Converts a list of characters, chars into a string.

assert from_chars(['f', 'o', 'o', ' ', 'B', 'A', 'R']) == "foo BAR"
assert from_chars(['å', 'ä', 'ö']) == "åäö"
assert from_chars([]) == ""

Interfaces

interface Pattern

A Pattern is used to split a string into parts or to replace portions of a string. A pattern identifies where to split or what to replace. The types String and Regex implement the Pattern interface.

interface Pattern {
  splitn : (String, T, Int) -> [String]
  replace : (String, T, String) -> String
  replace_one : (String, T, String) -> String
}
splitn : (String, T ~ Pattern, Int) -> [String]
splitn(s, pat, n)

Splits a string into at most n parts, where each part is separated by the given pattern pat. Returns a list with these constituent parts. If n <= 0, there is no limit to the number of parts. If n > 0 and there are more than n - 1 occurrences of pat, only the first n - 1 occurrences will be used to determine the parts.

If pat is a string, this function splits on substrings that exactly match pat.

If pat is a regex, this function splits on any substring that matches pat.
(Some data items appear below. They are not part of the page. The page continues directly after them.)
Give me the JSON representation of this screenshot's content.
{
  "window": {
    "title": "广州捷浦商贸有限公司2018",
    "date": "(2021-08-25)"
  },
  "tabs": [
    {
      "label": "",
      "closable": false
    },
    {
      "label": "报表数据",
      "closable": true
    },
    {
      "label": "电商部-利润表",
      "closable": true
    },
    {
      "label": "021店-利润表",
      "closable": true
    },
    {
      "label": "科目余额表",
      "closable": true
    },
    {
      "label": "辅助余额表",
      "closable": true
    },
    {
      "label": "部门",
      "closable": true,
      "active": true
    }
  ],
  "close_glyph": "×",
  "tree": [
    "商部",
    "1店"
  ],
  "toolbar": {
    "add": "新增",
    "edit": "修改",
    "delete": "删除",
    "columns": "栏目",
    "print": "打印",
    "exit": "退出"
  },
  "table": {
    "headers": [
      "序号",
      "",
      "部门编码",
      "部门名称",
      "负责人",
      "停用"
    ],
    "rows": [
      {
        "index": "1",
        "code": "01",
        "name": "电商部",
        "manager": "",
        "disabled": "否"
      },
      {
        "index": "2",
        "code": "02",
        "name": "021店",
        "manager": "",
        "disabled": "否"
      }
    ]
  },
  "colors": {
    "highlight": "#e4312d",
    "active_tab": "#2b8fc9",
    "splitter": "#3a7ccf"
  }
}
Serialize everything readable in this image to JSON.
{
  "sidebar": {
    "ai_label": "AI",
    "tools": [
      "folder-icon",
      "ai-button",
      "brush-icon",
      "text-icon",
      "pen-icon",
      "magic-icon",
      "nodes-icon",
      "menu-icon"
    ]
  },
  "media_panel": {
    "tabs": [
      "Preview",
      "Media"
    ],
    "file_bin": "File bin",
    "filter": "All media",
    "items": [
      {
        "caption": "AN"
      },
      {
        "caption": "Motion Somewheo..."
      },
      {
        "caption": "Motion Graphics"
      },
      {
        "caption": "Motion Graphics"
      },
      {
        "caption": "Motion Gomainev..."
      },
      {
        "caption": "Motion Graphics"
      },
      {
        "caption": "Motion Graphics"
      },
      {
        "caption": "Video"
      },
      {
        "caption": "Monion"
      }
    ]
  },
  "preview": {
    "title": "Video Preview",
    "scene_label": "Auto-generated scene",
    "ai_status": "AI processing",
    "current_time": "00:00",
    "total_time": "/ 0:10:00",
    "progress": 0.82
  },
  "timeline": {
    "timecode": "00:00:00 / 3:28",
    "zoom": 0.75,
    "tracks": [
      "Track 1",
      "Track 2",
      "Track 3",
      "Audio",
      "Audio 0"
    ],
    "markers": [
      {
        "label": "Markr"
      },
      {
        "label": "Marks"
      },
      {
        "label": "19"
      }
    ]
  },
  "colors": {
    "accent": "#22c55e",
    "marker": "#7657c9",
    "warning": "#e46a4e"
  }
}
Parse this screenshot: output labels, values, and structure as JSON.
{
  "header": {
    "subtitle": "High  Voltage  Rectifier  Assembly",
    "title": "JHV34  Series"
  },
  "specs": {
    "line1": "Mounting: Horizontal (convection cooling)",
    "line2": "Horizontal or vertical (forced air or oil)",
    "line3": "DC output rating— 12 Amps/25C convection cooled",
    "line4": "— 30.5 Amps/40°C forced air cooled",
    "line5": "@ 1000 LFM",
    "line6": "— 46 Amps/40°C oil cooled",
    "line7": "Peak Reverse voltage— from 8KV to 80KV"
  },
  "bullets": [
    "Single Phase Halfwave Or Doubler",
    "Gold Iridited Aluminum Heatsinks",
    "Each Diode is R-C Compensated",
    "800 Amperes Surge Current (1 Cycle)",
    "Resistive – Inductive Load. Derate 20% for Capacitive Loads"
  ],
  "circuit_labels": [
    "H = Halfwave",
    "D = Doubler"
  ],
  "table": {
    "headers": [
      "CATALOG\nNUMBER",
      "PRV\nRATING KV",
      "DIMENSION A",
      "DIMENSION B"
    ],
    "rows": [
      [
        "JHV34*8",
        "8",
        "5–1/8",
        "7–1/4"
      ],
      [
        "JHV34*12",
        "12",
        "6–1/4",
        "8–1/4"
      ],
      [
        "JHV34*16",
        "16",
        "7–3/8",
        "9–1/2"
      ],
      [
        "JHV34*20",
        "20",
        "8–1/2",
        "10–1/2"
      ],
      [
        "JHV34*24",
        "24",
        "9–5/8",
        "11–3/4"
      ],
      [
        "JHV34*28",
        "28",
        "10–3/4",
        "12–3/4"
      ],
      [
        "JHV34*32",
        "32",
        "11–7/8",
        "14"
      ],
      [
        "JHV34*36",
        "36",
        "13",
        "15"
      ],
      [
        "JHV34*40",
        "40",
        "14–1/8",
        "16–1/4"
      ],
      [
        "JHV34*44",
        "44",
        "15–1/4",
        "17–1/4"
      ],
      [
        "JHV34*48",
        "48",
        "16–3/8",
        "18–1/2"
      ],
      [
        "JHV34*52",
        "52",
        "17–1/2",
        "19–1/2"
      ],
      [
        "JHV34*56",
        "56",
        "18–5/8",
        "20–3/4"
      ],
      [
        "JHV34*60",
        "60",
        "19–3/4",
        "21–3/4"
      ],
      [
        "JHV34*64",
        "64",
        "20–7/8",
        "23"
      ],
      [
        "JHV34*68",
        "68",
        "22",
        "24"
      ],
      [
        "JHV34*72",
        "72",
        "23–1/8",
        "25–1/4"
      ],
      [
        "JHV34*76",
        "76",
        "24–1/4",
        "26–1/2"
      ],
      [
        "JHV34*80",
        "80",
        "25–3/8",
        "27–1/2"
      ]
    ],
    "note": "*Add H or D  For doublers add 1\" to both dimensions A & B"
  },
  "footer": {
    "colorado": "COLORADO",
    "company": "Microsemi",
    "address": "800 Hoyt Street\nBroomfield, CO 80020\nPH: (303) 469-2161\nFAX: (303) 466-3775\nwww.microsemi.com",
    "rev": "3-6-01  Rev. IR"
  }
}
If pat contains capture groups, the matched text for each capture group is included in the result list, located in-between the two parts that were split by the substring matched by pat.

If s is the empty string "", returns [].

assert splitn("foo bar", "o", 2) == ["f", "o bar"]
assert splitn("foo bar", "bar", 10) == ["foo ", ""]
assert splitn("foo bar", re(`(\w+)`, []), 2) == ["", "foo", " bar"]
assert splitn("foo\nbar", re(`^bar$`, [Multiline]), 1) == ["foo\nbar"]
assert splitn("foo bar", re(``, []), -1) ==
  ["f", "o", "o", " ", "b", "a", "r"]
replace : (String, T ~ Pattern, String) -> String
replace(s, pat, replacement)

Replaces all occurrences of pat in s with replacement.

If pat is a string, this function looks for substrings that exactly match pat, and replaces them with the literal text in replacement.

If pat is a regex, this function looks for substrings that match pat. The special sequences \1, \2, ..., \n etc. in replacement can be used to include the text captured by the nth capture group in pat.

If you're including \1, \2, etc. in replacement, it's generally best to use raw strings so you don't need to escape the backslashes, such as in replace(s, pat, `\1`). Otherwise, you'll need to write replace(s, pat, "\\1"). See re() for details about raw strings.

assert replace("foo bar", "r", "cat") == "foo bacat"
assert replace("foo bar", "o", "i") == "fii bar"
assert replace("foo bar", "flo", "abc") == "foo bar"
assert replace("foo bar", re(`\w+`, []), "baz") == "baz baz"
assert replace("foo bar", re(`foo (\w{2})`, []), `\1zaa`) == "bazaar"
replace_one : (String, T ~ Pattern, String) -> String
replace_one(s, pat, replacement)

Replaces the first occurrence of pat in s with replacement. This works exactly like replace, but only replaces one occurrence.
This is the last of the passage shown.